O brutalismo do concreto, de acordo com o escritor inglês Theodore Dalrymple,parece desenhado para humilhar, rebaixar e confundir qualquer ser humano infeliz o suficiente para tentar encontrar um caminho dentro dele.
O desabamento do viaduto da Galeria dos Estados, no Eixão de Brasília, abre o debate sobre as responsabilidades dos governos Agnelo e Rollemberg e as amarras impostas pela ideia de que a cidade é herança das famílias Niemeyer e Lúcio Costa.
Nunca entendi, a não ser por consideração histórica, essa necessidade de consultar Niemeyer, quando vivo, e depois a família dele, sempre que é preciso fazer alguma mudança para adaptar Brasília aos tempos atuais.
É verdade que há as limitações do tombamento, prevalecendo a concepção totalitária de que as pessoas pertencem ao espaço e não o contrário.
Em debate recente sobre a retirada das grades do Cruzeiro Novo, uma especialista em tombamento disse que as pessoas precisavam entender que elas pertenciam à quadra e não esta aos moradores. O ser humano, por esse prisma, torna-se um nada, um inseto ante à grandiosidade da obra.
A opressão do concreto armado, cuja utilização é inspirada em Le Corbusier, a quem a maioria dos arquitetos reverencia, resulta em obras que se deterioram em pouco tempo. O brutalismo do concreto, de acordo com o escritor inglês Theodore Dalrymple,parece desenhado para humilhar, rebaixar e confundir qualquer ser humano infeliz o suficiente para tentar encontrar um caminho dentro dele.

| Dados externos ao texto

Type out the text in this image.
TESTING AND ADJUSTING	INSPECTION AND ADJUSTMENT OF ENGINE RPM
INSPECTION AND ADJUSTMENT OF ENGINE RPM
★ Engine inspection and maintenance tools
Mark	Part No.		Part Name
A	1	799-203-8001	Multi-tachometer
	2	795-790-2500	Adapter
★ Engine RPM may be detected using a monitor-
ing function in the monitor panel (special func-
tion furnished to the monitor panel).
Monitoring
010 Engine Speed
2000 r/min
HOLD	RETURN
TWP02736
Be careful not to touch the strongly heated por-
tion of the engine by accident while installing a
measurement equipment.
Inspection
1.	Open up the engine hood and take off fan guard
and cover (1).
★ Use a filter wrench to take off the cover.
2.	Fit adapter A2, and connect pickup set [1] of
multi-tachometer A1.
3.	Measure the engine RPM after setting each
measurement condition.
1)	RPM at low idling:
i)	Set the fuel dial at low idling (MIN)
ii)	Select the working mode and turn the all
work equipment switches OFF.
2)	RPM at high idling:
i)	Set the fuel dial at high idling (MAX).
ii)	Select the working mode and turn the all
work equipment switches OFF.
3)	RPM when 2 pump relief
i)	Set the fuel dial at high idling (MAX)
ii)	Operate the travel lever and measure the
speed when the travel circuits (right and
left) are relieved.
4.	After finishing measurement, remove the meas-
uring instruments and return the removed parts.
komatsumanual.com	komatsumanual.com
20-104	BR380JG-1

Autor de várias obras polêmicas, como Nossa Cultura e A vida na sarjeta, Darlrymple classifica como horrorosa e opressiva a arquitetura em discussão.
Ele diz que escrever sobre Le Corbusier frequentemente começa com algo sobre sua importância, como: ´ele foi o arquiteto mais importante do século XX´. “Admiradores podem concordar com esse julgamento, mas sua importância é, claro, moralmente e esteticamente ambígua. Afinal de contas, Lênin foi um dos mais influentes políticos do século XX, mas a sua influência para a história, não os seus méritos, é que o tornaram assim: como Le Corbusier. Assim como Lênin ainda é reverenciado após toda a sua monstruosidade e isso é óbvio para todos, da mesma forma Le Corbusier continua a ser reverenciado. Na verdade, existem forças que retomam a adulação. Nicholas Fox Weber acaba de publicar uma biografia laudatória e exaustiva, e a Phaidon publicou um livro enorme e muito caro devotado ao trabalho de Le Corbusier. Ainda foi apresentada uma exibição hagiográfica sobre o arquiteto em Londres e Rotterdam. Em Londres, a exibição aconteceu em um complexo de edifícios hediondos, construídos na década de 1960, chamados Barbican, cujo brutalismo no concreto parece desenhado para humilhar, rebaixar e confundir qualquer ser humano infeliz o suficiente para tentar encontrar um caminho dentro dele. Barbican não foi desenhado por Le Corbusier, mas com certeza foi inspirado por seu estilo particular de arquitetura desalmada”.
Ele conta que, durante a exibição, conversou com duas madames que aparentemente gastam suas tardes em exibições. “Maravilhoso, não acha?”, uma delas disse a ele, a quem respondeu: “Monstruoso!” “Ambas arregalaram os olhos como se eu acabasse de negar Allah em plena Mecca. Se a maioria dos arquitetos reverencia Le Corbusier, quem somos nós, meros leigos, meros humanos esmagados por seus edifícios, que não sabemos nada dos problemas da construção civil, para criticá-lo? Aquecendo para meu tema, falei dos horrores do material favorito de Le Corbusier, concreto armado, que não envelhece graciosamente, mas com trincas, manchas e danos. Um único edifício dele, ou algum inspirado por ele, poderia arruinar a harmonia de toda uma cidade, insisti. Um edifício corbusiano é incompatível com qualquer coisa, exceto ele próprio”.
Aproveitando esse engessamento, os governantes recentes, mesmo sabendo dos problemas de riscos de desabamento das estruturas expostas e trincadas, nada fizeram. Preferiram confiar na perfeição apregoada pela ideia totalitária, como se a ilha da fantasia, intocada, nunca viesse abaixo.
Ainda há tempo de salvar Brasília!
*Miguel Lucena é Delegado de Polícia Civil do DF, jornalista e escritor.